Re: [PATCH v2] x86/paravirt: useless assignment instructions cause Unixbench full core performance degradation
From: Peter Zijlstra
Date: Mon Jun 27 2022 - 03:50:30 EST
On Mon, Jun 27, 2022 at 10:13:50AM +0800, Guo Hui wrote:
> The instructions assigned to the vcpu_is_preempted function parameter
> in the X86 architecture physical machine are redundant instructions,
> causing the multi-core performance of Unixbench to drop by about 4% to 5%.
> The C function is as follows:
> static bool vcpu_is_preempted(long vcpu);
>
> The parameter 'vcpu' in the function osq_lock
> that calls the function vcpu_is_preempted is assigned as follows:
>
> The C code is in the function node_cpu:
> cpu = node->cpu - 1;
>
> The instructions corresponding to the C code are:
> mov 0x14(%rax),%edi
> sub $0x1,%edi
>
> The above instructions are unnecessary
> in the X86 Native operating environment,
> causing high cache-misses and degrading performance.
The above basically says that argument setup is not patched out and
causes significant pain due to a cache-miss.
> Signed-off-by: Guo Hui <guohui@xxxxxxxxxxxxx>
> ---
> arch/x86/kernel/paravirt-spinlocks.c | 4 ++++
> kernel/locking/osq_lock.c | 9 ++++++++-
> 2 files changed, 12 insertions(+), 1 deletion(-)
>
> diff --git a/arch/x86/kernel/paravirt-spinlocks.c b/arch/x86/kernel/paravirt-spinlocks.c
> index 9e1ea99ad..7a55f8407 100644
> --- a/arch/x86/kernel/paravirt-spinlocks.c
> +++ b/arch/x86/kernel/paravirt-spinlocks.c
> @@ -33,6 +33,8 @@ bool pv_is_native_vcpu_is_preempted(void)
> __raw_callee_save___native_vcpu_is_preempted;
> }
>
> +DECLARE_STATIC_KEY_FALSE(preemted_key);
> +
> void __init paravirt_set_cap(void)
> {
> if (!pv_is_native_spin_unlock())
> @@ -40,4 +42,6 @@ void __init paravirt_set_cap(void)
>
> if (!pv_is_native_vcpu_is_preempted())
> setup_force_cpu_cap(X86_FEATURE_VCPUPREEMPT);
> + else
> + static_branch_enable(&preemted_key);
> }
At least for x86 it makes sense to have the static_key default the other
way around.
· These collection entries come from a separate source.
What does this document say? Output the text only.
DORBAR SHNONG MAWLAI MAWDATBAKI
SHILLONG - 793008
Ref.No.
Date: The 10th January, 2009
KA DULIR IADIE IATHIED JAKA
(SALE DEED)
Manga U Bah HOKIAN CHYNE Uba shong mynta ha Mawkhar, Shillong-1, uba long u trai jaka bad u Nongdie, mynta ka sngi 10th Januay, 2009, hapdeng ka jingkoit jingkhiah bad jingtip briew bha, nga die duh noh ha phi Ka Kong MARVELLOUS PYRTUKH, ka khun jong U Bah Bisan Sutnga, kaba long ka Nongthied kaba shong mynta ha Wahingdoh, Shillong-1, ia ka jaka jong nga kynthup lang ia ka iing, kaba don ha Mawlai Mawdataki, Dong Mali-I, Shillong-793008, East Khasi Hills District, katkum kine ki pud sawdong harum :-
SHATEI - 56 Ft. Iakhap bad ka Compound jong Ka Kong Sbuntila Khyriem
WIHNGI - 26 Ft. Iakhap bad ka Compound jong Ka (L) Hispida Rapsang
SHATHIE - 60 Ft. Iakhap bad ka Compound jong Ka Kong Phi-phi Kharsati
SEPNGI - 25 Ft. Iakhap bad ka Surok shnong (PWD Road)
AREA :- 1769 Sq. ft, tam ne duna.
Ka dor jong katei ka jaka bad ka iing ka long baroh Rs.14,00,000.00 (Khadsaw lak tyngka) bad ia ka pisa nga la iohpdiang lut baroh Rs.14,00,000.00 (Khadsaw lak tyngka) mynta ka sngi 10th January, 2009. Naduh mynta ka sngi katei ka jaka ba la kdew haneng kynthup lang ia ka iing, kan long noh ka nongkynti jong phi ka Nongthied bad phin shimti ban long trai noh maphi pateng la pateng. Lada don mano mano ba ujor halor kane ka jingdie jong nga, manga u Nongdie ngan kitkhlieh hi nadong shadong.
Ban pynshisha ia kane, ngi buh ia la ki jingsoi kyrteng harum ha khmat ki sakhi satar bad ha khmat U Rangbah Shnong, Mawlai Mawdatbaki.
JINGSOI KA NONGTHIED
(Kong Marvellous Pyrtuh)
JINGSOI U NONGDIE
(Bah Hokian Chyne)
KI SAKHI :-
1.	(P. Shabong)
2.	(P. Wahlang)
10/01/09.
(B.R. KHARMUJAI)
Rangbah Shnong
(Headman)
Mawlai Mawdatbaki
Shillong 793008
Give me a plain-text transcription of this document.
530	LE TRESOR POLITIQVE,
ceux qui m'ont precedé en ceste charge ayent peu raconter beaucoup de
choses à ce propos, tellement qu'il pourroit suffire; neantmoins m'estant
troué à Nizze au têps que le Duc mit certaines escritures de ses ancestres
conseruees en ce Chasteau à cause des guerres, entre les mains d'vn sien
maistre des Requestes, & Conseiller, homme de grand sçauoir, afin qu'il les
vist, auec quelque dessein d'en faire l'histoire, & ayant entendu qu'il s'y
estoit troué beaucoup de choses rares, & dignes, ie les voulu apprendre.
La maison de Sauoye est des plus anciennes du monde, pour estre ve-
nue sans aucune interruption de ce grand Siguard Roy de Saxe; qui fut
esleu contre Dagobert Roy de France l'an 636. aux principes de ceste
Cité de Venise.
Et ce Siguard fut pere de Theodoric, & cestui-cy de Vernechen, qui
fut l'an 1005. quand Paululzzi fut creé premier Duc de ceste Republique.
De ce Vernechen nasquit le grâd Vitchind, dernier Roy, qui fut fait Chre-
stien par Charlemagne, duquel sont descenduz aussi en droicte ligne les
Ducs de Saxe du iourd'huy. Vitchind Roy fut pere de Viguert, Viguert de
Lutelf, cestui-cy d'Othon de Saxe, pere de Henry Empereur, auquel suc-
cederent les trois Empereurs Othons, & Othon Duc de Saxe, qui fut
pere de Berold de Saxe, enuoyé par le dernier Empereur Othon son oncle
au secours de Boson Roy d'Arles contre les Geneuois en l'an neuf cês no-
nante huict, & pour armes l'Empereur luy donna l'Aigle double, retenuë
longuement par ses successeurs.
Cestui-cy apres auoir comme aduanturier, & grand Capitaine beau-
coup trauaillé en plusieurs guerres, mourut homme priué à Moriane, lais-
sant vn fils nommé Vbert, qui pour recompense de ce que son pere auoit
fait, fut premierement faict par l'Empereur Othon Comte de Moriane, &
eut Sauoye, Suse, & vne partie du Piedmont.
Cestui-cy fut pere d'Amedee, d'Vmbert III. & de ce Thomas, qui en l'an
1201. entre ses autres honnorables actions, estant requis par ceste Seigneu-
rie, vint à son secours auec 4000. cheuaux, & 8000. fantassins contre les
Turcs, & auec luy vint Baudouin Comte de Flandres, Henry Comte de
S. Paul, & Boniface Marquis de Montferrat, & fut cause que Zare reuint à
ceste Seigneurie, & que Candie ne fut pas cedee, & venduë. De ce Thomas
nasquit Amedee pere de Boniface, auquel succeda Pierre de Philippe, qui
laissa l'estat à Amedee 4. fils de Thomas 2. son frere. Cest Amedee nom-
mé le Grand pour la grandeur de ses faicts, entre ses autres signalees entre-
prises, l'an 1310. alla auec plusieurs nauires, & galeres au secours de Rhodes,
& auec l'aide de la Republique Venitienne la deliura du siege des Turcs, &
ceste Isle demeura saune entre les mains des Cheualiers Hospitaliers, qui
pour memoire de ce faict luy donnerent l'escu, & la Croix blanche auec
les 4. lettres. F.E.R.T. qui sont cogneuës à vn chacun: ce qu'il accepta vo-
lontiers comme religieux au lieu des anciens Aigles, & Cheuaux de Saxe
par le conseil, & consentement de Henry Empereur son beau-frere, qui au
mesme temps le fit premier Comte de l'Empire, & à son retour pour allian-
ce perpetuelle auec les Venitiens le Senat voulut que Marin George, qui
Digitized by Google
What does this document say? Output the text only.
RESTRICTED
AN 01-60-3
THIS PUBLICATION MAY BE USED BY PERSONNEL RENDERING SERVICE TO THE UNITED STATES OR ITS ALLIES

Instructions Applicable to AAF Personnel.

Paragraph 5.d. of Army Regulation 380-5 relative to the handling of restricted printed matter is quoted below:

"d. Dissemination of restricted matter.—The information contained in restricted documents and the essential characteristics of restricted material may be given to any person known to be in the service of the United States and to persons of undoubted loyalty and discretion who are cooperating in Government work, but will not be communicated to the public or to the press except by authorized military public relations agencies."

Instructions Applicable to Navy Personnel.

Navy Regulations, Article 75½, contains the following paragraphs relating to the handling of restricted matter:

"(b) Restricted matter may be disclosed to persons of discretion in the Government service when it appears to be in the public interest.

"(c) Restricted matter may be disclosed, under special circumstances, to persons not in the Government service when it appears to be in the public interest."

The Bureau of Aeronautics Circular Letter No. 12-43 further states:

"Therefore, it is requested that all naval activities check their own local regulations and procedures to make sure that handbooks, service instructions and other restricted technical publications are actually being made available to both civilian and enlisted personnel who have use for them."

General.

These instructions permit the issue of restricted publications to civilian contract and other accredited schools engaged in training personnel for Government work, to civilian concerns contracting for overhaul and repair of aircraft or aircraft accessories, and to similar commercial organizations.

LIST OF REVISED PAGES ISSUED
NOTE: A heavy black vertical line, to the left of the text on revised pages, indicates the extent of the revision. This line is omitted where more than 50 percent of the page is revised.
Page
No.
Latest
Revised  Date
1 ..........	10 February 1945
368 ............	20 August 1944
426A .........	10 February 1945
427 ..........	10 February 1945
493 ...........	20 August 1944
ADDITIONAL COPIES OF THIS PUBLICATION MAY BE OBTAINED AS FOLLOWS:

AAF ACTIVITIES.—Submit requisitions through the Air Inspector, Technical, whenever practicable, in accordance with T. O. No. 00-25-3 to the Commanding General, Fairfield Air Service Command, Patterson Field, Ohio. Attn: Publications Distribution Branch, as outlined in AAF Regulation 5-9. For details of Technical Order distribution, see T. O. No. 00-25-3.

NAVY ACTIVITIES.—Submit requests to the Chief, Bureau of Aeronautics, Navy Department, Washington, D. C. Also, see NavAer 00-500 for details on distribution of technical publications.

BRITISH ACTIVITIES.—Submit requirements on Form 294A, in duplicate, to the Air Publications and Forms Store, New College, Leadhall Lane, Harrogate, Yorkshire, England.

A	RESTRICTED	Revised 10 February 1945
That is, enable it along with vcpu_is_preempted().
> diff --git a/kernel/locking/osq_lock.c b/kernel/locking/osq_lock.c
> index d5610ad52..a8798e701 100644
> --- a/kernel/locking/osq_lock.c
> +++ b/kernel/locking/osq_lock.c
> @@ -22,9 +22,16 @@ static inline int encode_cpu(int cpu_nr)
> return cpu_nr + 1;
> }
>
> +DEFINE_STATIC_KEY_FALSE(preemted_key);
> +
> static inline int node_cpu(struct optimistic_spin_node *node)
> {
> - return node->cpu - 1;
> + int cpu = 0;
> +
> + if (!static_branch_unlikely(&preemted_key))
> + cpu = node->cpu - 1;
> +
> + return cpu;
> }
Would not something like:
static inline bool
vcpu_is_preempted_node(struct optimistic_spin_node *node)
{
if (!static_branch_unlikely(&vcpu_has_preemption))
return false;
return vcpu_is_preempted(node_cpu(node->prev));
}
And then use that like:
if (smp_cond_load_relaxed(&node->locked, VAL || need_resched() ||
vcpu_is_preempted_node(node)))
Not generate better code still?